Introduction

Osteochondritis dissecans (OCD) is a disorder of the articular cartilage and subchondral bone that is frequently seen in children participating in sports [5, 18]. Juvenile osteochondritis dissecans (JOCD) occurs in skeletally immature children, i.e. children with open physes. The disorder may occur in different joints, the most common being the knee, ankle and elbow, respectively [21]. Irrespective of the location, JOCD may cause pain and mechanical symptoms in the affected joint, which could limit the mobility and athletic activities of the patient [3].

JOCD is a relatively rare condition, but it can greatly impact a child’s life [24]. So far, almost no randomised controlled trials have been performed and relatively little research has been conducted around the treatment of this condition. The aetiology of JOCD is not entirely clear [24]. This might be another reason this condition has no clear optimal treatment, resulting in a lack of standard treatment protocols. Additionally, there have only been a few consensus meetings [4].

JOCD in children appears to have better healing potential than OCD in adults [11, 14, 30]. Probably because of this, treatment choices differ between children and adults. Although certain features, such as lesion size and stability, must be considered for each JOCD, different joints may also require different treatments [21]. On the other hand, treatment principles between joints may have much in common.

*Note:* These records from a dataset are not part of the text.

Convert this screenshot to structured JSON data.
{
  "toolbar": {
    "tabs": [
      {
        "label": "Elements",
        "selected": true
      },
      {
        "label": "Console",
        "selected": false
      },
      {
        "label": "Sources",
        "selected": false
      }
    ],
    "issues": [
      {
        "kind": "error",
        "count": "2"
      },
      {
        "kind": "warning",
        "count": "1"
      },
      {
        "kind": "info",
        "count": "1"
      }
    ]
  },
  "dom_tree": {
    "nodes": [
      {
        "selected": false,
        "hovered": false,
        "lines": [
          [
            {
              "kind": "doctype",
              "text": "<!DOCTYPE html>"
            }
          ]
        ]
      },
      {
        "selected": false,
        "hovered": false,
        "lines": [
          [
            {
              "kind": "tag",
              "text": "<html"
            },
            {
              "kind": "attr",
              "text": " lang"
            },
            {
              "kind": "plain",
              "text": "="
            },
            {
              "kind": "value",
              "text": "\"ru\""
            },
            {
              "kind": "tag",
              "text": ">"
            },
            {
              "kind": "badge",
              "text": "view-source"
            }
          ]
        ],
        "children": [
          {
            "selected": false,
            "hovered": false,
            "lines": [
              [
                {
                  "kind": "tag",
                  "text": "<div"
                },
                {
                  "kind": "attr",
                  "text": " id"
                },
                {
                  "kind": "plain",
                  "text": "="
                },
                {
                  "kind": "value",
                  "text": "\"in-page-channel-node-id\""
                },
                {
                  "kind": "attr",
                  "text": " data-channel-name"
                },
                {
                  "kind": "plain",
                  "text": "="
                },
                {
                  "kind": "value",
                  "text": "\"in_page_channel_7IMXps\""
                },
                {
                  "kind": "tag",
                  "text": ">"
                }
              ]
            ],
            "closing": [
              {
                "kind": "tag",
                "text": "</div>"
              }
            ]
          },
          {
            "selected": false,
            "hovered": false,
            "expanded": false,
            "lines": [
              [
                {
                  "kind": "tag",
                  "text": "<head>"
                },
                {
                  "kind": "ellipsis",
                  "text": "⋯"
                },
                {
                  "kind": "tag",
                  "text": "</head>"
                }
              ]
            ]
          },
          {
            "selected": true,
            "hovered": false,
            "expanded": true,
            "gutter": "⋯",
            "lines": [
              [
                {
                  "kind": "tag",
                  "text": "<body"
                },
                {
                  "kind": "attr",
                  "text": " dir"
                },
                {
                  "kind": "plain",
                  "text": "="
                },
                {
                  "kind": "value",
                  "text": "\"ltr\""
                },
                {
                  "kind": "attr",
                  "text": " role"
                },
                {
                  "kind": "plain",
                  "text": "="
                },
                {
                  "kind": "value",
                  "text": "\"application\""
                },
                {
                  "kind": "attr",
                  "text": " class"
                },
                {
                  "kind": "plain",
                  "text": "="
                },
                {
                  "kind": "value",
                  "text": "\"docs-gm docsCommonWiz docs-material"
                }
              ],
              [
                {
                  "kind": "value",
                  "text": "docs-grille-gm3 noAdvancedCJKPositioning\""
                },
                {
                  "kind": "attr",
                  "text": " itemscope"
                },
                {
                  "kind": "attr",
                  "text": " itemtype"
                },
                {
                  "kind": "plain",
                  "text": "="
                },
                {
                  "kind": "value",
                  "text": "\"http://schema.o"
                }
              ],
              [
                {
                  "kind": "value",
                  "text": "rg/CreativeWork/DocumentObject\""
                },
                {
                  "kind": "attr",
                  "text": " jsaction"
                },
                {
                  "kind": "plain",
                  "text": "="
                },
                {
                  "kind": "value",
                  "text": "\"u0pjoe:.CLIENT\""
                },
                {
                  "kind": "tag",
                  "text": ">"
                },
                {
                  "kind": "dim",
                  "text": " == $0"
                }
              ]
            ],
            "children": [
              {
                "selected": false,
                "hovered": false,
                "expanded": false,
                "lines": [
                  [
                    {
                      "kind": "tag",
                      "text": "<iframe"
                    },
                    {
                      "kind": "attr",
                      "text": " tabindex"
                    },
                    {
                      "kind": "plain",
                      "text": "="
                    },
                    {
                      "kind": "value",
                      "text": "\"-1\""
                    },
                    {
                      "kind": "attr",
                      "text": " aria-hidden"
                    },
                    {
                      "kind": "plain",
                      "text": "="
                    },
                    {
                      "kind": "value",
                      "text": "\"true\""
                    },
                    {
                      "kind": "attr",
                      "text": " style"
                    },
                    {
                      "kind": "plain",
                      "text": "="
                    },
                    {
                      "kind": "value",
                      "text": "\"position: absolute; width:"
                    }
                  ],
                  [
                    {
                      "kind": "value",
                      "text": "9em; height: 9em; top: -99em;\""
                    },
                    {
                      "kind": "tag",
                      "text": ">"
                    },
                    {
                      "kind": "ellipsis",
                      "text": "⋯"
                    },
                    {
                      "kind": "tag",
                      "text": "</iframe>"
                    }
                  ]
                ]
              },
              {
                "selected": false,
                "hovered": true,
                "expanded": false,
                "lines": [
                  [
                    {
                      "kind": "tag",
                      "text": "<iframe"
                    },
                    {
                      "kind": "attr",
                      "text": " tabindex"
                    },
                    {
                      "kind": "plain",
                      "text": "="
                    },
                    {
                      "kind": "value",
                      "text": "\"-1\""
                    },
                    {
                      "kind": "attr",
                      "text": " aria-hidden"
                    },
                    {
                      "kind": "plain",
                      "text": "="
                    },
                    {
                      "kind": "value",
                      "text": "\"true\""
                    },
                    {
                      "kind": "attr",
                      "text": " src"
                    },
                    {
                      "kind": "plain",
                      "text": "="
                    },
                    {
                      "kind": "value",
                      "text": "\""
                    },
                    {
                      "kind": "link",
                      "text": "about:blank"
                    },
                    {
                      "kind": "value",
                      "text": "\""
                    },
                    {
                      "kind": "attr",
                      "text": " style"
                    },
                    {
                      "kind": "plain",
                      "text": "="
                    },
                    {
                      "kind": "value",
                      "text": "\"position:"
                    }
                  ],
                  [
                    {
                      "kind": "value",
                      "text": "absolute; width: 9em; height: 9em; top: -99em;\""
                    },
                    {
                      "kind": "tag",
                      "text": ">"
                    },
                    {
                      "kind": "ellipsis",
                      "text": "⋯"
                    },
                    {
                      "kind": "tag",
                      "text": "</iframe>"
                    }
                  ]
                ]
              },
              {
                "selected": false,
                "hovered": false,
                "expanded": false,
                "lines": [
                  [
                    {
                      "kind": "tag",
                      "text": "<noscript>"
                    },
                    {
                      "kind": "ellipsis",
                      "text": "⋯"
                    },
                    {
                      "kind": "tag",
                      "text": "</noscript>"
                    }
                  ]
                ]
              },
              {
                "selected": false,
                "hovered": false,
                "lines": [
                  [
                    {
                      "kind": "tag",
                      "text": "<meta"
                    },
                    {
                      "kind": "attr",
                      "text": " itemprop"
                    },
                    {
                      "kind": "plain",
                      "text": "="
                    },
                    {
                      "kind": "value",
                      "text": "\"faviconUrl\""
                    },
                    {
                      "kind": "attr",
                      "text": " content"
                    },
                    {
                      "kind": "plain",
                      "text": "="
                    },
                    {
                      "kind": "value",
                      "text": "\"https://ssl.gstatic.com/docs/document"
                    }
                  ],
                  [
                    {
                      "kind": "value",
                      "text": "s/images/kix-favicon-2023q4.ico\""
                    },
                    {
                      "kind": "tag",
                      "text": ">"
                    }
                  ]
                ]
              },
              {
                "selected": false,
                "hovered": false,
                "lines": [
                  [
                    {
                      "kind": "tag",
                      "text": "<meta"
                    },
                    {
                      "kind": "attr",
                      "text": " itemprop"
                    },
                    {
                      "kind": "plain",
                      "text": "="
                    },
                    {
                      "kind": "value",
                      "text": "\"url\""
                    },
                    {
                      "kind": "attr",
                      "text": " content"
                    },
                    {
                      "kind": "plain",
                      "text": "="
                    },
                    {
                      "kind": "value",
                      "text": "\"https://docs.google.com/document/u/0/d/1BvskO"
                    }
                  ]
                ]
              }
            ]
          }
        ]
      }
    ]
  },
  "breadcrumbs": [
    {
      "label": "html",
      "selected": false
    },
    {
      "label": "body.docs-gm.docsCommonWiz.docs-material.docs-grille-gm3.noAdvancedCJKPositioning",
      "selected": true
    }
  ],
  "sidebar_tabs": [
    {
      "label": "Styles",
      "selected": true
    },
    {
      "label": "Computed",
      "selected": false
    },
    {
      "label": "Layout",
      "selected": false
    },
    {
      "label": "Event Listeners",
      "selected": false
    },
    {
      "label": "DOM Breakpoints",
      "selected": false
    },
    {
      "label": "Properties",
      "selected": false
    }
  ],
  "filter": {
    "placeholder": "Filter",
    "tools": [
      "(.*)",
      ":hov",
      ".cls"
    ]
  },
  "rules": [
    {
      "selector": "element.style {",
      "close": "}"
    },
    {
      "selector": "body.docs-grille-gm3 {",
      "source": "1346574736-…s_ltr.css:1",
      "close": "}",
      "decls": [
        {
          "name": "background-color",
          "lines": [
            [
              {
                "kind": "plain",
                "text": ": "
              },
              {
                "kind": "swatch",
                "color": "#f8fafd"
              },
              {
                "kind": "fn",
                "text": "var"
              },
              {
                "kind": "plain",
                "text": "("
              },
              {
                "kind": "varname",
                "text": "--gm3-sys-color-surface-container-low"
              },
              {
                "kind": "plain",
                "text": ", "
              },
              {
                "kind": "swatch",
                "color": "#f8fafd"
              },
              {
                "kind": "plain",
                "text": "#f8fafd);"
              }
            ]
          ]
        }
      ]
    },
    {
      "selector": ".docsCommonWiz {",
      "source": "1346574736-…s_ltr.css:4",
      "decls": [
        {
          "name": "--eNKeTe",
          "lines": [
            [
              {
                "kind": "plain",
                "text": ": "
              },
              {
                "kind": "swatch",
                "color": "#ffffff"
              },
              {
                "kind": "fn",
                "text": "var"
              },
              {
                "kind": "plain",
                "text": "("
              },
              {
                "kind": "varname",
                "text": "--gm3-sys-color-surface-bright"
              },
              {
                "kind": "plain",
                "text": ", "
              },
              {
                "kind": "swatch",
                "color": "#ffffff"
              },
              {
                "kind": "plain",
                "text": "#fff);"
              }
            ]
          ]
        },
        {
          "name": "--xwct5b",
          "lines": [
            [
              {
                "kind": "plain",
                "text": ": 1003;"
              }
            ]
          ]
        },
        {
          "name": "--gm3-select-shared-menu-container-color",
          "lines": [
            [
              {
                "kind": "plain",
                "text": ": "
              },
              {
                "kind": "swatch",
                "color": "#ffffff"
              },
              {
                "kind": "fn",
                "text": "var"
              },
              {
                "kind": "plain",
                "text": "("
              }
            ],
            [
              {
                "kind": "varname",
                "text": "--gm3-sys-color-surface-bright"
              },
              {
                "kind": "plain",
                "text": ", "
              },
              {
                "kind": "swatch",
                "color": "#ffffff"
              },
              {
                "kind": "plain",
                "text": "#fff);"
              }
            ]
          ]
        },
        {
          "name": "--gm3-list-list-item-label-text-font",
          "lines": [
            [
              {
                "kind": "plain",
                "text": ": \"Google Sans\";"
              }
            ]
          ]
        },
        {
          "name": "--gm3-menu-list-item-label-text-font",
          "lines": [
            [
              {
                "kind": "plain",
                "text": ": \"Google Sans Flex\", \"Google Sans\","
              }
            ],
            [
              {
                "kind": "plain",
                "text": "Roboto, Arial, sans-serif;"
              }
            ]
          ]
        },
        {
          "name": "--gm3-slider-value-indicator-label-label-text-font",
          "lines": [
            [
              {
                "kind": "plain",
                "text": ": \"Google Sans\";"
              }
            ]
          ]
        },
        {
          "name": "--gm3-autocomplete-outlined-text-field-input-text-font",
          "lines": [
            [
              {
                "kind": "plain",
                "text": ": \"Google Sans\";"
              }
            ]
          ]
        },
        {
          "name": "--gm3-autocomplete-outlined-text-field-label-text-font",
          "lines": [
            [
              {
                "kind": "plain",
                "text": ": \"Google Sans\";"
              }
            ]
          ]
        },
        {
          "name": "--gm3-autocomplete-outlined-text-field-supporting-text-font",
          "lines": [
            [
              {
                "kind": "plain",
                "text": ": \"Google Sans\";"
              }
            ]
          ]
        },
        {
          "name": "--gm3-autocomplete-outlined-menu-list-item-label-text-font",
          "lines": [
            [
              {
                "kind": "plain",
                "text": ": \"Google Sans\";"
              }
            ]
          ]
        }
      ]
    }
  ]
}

An orthopaedic landscape gradually changing from general orthopaedic surgeons to joint specialists potentially causes us to work on ‘islands’, which may create knowledge segregation. Instead, we could learn from each other in this situation, as this same pathology affects different joints. Therefore, an international survey was developed to investigate current practices and preferences on the diagnosis and treatment of JOCD of the knee, ankle and elbow among orthopaedic surgeons.

Materials and methods

An online survey was developed using Microsoft Forms. This survey included questions regarding symptoms, physical examination, imaging, non-operative and operative treatment and follow-up of JOCD. Similar questions were created for the knee, ankle and elbow. The respondents could answer the questions for all the joints for which they treated JOCD. There were 5 general questions and 21 questions per joint, including 2 cases per joint. Before they could submit the survey, all questions had to be answered for the joints physicians stated to treat. The survey is provided in the supplementary material.

Reach

The survey was placed on the website of the European Society of Sports Traumatology, Knee Surgery and Arthroscopy (ESSKA). It was also available through the web link, which was provided at the ESSKA congress in Paris in 2022. The web link was also distributed through social media platform LinkedIN.

Survey

General questions

The general questions included nationality, current profession, the number of years in practice and the approximate number of annual JOCD cases. Respondents were also asked to provide their definitions of JOCD.

Diagnosis

Respondents were asked how many JOCD lesions they annually treat per joint. Furthermore, respondents had to name differentiating symptoms and findings in the physical examination, which they thought were suggestive of JOCD. The use of imaging modalities, timing of imaging and imaging of the contralateral joint was also assessed. Furthermore, respondents were asked whether they determined skeletal age or requested genetic testing for JOCD.

Treatment

Physicians were asked what their preferred non-operative treatment plan was for JOCD and after what time or in what stage they would move on to operative treatment if symptoms were not alleviated. Respondents were also asked which types of operative treatment they used, which prognostic factors were most important in deciding what operative technique to use and which type of treatment they would use in two different cases (see supplementary material).

Follow-up

Physicians were also asked for what period of time they followed up on their patients, what imaging modalities they used for monitoring recovery and whether they recorded any patient-reported outcome measures (PROMs).

Analysis

Absolute numbers and percentages are given for each question. Consensus was set at 75% agreement [27]. Likewise, disagreement on a statement was set at less than 25% of respondents opting for that item. Analysis was done using Microsoft Excel.

Results

General questions

Fifty physicians filled out the survey. Their answers to the general questions are given in Table 1.

Table 1 Respondent characteristicsa

Knee

Forty-two physicians reported treating JOCD lesions of the knee (84%). Consensus was reached that during the patient interview, joint effusion and pain during activities are the most characteristic findings for JOCD (Table 2). For the physical examination, consensus was only obtained for joint effusion (88%).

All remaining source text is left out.